Wireless scanners aid police in their work



Clermont County is involved in a pilot program to test the device.
BATAVIA, Ohio (AP) -- With the swipe of a driver's license through a handheld scanner, Clermont County authorities can quickly determine whether the holder has outstanding warrants, is on the terrorist watch list or is using a fake ID.
Police in the southwest Ohio county are the first to use the wireless scanners, originally developed for use by the Defense Department, for everyday law enforcement.

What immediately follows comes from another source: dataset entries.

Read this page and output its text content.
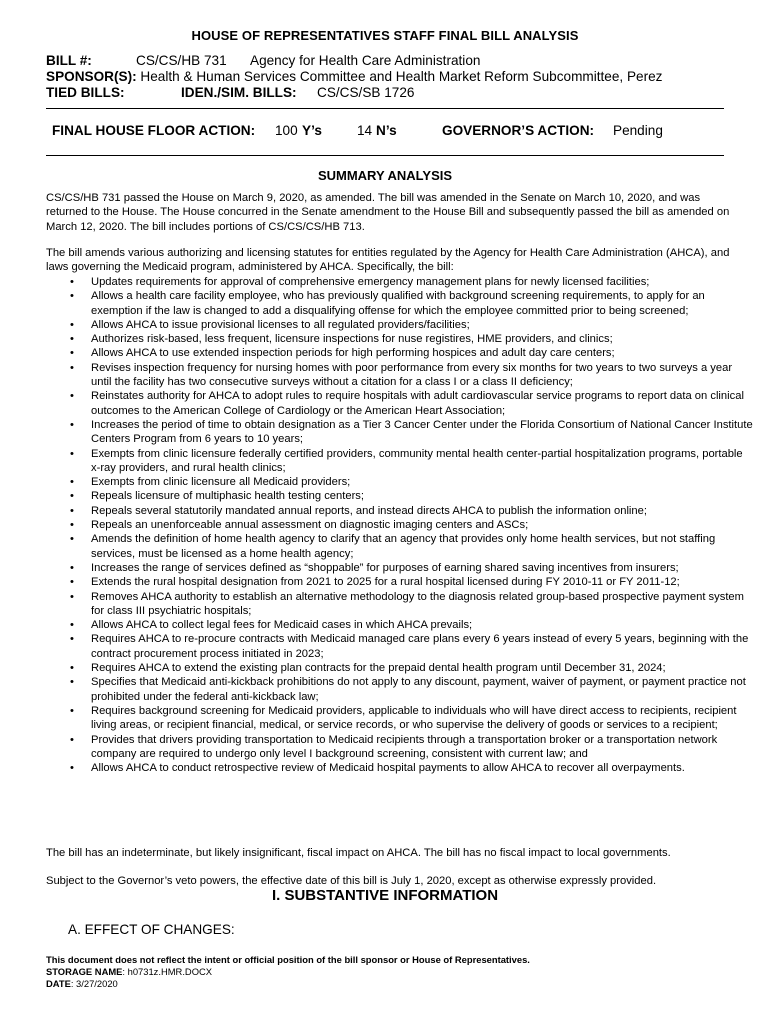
HOUSE OF REPRESENTATIVES STAFF FINAL BILL ANALYSIS
BILL #:	CS/CS/HB 731 Agency for Health Care Administration
SPONSOR(S): Health & Human Services Committee and Health Market Reform Subcommittee, Perez
TIED BILLS:	IDEN./SIM. BILLS: CS/CS/SB 1726
FINAL HOUSE FLOOR ACTION: 100 Y’s	14 N’s	GOVERNOR’S ACTION: Pending
SUMMARY ANALYSIS
CS/CS/HB 731 passed the House on March 9, 2020, as amended. The bill was amended in the Senate on March 10, 2020, and was returned to the House. The House concurred in the Senate amendment to the House Bill and subsequently passed the bill as amended on March 12, 2020. The bill includes portions of CS/CS/CS/HB 713.
The bill amends various authorizing and licensing statutes for entities regulated by the Agency for Health Care Administration (AHCA), and laws governing the Medicaid program, administered by AHCA. Specifically, the bill:
• Updates requirements for approval of comprehensive emergency management plans for newly licensed facilities;
• Allows a health care facility employee, who has previously qualified with background screening requirements, to apply for an exemption if the law is changed to add a disqualifying offense for which the employee committed prior to being screened;
• Allows AHCA to issue provisional licenses to all regulated providers/facilities;
• Authorizes risk-based, less frequent, licensure inspections for nuse registires, HME providers, and clinics;
• Allows AHCA to use extended inspection periods for high performing hospices and adult day care centers;
• Revises inspection frequency for nursing homes with poor performance from every six months for two years to two surveys a year until the facility has two consecutive surveys without a citation for a class I or a class II deficiency;
• Reinstates authority for AHCA to adopt rules to require hospitals with adult cardiovascular service programs to report data on clinical outcomes to the American College of Cardiology or the American Heart Association;
• Increases the period of time to obtain designation as a Tier 3 Cancer Center under the Florida Consortium of National Cancer Institute Centers Program from 6 years to 10 years;
• Exempts from clinic licensure federally certified providers, community mental health center-partial hospitalization programs, portable x-ray providers, and rural health clinics;
• Exempts from clinic licensure all Medicaid providers;
• Repeals licensure of multiphasic health testing centers;
• Repeals several statutorily mandated annual reports, and instead directs AHCA to publish the information online;
• Repeals an unenforceable annual assessment on diagnostic imaging centers and ASCs;
• Amends the definition of home health agency to clarify that an agency that provides only home health services, but not staffing services, must be licensed as a home health agency;
• Increases the range of services defined as “shoppable” for purposes of earning shared saving incentives from insurers;
• Extends the rural hospital designation from 2021 to 2025 for a rural hospital licensed during FY 2010-11 or FY 2011-12;
• Removes AHCA authority to establish an alternative methodology to the diagnosis related group-based prospective payment system for class III psychiatric hospitals;
• Allows AHCA to collect legal fees for Medicaid cases in which AHCA prevails;
• Requires AHCA to re-procure contracts with Medicaid managed care plans every 6 years instead of every 5 years, beginning with the contract procurement process initiated in 2023;
• Requires AHCA to extend the existing plan contracts for the prepaid dental health program until December 31, 2024;
• Specifies that Medicaid anti-kickback prohibitions do not apply to any discount, payment, waiver of payment, or payment practice not prohibited under the federal anti-kickback law;
• Requires background screening for Medicaid providers, applicable to individuals who will have direct access to recipients, recipient living areas, or recipient financial, medical, or service records, or who supervise the delivery of goods or services to a recipient;
• Provides that drivers providing transportation to Medicaid recipients through a transportation broker or a transportation network company are required to undergo only level I background screening, consistent with current law; and
• Allows AHCA to conduct retrospective review of Medicaid hospital payments to allow AHCA to recover all overpayments.
The bill has an indeterminate, but likely insignificant, fiscal impact on AHCA. The bill has no fiscal impact to local governments.
Subject to the Governor’s veto powers, the effective date of this bill is July 1, 2020, except as otherwise expressly provided.
I. SUBSTANTIVE INFORMATION
A. EFFECT OF CHANGES:
This document does not reflect the intent or official position of the bill sponsor or House of Representatives.
STORAGE NAME: h0731z.HMR.DOCX
DATE: 3/27/2020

"We have used them in several of the DUI checkpoints," said Deputy Rob Cordes, who is point man for the sheriff's office in a pilot program to test the device, developed by Mobilisa, a Port Townsend, Wash.-based company. Developed in the aftermath of the Sept. 11, 2001, terrorist attacks, Mobilisa identification scanners are already in use at some military installations.
Clermont County is trying them in a pilot program that the company expects to lead to more local law enforcement and border security uses.

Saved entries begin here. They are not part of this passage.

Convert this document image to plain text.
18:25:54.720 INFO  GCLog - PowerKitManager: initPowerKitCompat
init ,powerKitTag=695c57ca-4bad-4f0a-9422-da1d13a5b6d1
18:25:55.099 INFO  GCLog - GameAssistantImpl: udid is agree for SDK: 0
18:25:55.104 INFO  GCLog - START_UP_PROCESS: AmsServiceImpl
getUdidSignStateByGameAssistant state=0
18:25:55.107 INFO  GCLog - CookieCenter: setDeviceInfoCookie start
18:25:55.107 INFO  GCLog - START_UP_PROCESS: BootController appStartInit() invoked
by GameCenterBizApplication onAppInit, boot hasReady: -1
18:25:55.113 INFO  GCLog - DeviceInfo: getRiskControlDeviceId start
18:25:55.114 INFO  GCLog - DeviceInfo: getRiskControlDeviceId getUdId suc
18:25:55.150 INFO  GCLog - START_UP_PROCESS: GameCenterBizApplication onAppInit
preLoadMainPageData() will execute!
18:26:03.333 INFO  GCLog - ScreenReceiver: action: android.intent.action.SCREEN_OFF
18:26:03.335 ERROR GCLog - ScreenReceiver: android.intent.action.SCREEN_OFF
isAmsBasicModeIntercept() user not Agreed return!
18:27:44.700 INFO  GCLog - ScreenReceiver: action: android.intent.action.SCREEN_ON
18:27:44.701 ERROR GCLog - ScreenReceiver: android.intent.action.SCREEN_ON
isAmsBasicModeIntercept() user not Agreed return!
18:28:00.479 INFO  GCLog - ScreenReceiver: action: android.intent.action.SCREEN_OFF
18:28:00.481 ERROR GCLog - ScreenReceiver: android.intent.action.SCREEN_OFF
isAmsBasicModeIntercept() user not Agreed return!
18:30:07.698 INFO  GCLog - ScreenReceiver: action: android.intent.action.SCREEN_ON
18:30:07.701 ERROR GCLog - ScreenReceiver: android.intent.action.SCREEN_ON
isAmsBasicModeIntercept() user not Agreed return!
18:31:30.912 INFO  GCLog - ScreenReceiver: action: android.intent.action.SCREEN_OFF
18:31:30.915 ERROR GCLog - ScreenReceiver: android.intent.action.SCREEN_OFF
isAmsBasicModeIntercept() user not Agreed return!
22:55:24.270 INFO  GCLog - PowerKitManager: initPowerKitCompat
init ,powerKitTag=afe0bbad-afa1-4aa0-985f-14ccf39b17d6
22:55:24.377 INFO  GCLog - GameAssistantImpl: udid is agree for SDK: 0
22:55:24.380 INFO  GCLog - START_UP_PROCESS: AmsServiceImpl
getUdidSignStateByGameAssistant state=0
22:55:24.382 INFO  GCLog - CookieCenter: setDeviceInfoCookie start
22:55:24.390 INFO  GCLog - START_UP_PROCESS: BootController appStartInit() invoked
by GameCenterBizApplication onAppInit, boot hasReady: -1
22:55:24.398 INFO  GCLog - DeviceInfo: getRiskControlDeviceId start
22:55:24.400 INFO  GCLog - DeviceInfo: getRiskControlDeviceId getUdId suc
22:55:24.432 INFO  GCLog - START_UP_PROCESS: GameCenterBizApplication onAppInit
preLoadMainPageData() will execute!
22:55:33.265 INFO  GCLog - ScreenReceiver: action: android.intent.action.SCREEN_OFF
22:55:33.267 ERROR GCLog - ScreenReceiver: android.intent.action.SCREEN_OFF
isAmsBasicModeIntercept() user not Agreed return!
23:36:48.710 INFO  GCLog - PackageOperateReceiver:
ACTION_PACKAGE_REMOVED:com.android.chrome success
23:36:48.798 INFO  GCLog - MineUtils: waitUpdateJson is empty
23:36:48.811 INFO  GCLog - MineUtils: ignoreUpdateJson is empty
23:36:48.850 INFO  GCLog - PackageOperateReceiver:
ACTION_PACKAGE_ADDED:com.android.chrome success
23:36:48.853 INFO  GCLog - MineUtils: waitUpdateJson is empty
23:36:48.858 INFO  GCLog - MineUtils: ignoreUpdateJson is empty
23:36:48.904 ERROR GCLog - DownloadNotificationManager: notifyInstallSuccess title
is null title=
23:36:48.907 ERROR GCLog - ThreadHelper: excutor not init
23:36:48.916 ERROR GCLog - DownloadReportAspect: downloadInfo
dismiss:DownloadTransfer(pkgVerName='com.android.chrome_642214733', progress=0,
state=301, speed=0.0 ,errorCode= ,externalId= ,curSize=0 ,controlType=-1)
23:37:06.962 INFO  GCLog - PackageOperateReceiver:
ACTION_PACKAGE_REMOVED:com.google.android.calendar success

"We hope it's the first of many," Mobilisa spokesman Steve Williams said Tuesday of Clermont's program.
Clermont County Sheriff A.J. "Tim" Rodenberg is a friend of John W. Paxton Sr., chairman of the board for Mobilisa. Paxton said the device has potential applications for a variety of security uses, such as by school guards to check IDs of delivery people.
How it's used
Clermont deputies began using the scanners in the field in September, and courthouse deputies began using them for random checks of visitors this month.
Besides catching people with outstanding arrest warrants, "we're verifying that IDs are not fictitious," Cordes said.
The scanners are faster than typing information into a laptop computer in a patrol car to check out a suspect via the National Crime Information Center, and they cross-check data from more than 140 sources, including the U.S. Drug Enforcement Agency and Immigration and Customs Enforcement.
Sgt. Dick Corder said several hundred courthouse visitors have been checked, and dozens were found to have outstanding arrest warrants for failure to appear before judges on charges. In most cases, the visitors were accompanying a friend to the courthouse.
Besides driver's licenses, the device can scan bar codes or magnetic strips on state-issued ID cards, military and other government IDs, and passports. The device includes a digital camera, so deputies can photograph suspects, license plates, weapons or other items that might be used as evidence in court cases.
As part of the pilot program, which could last a year, Mobilisa donated three scanners -- valued at about 25,000 total with their docking stations -- to the Clermont County sheriff's office. In return, deputies will make suggestions on how Mobilisa can improve the scanner and might demonstrate its use to other law-enforcement agencies.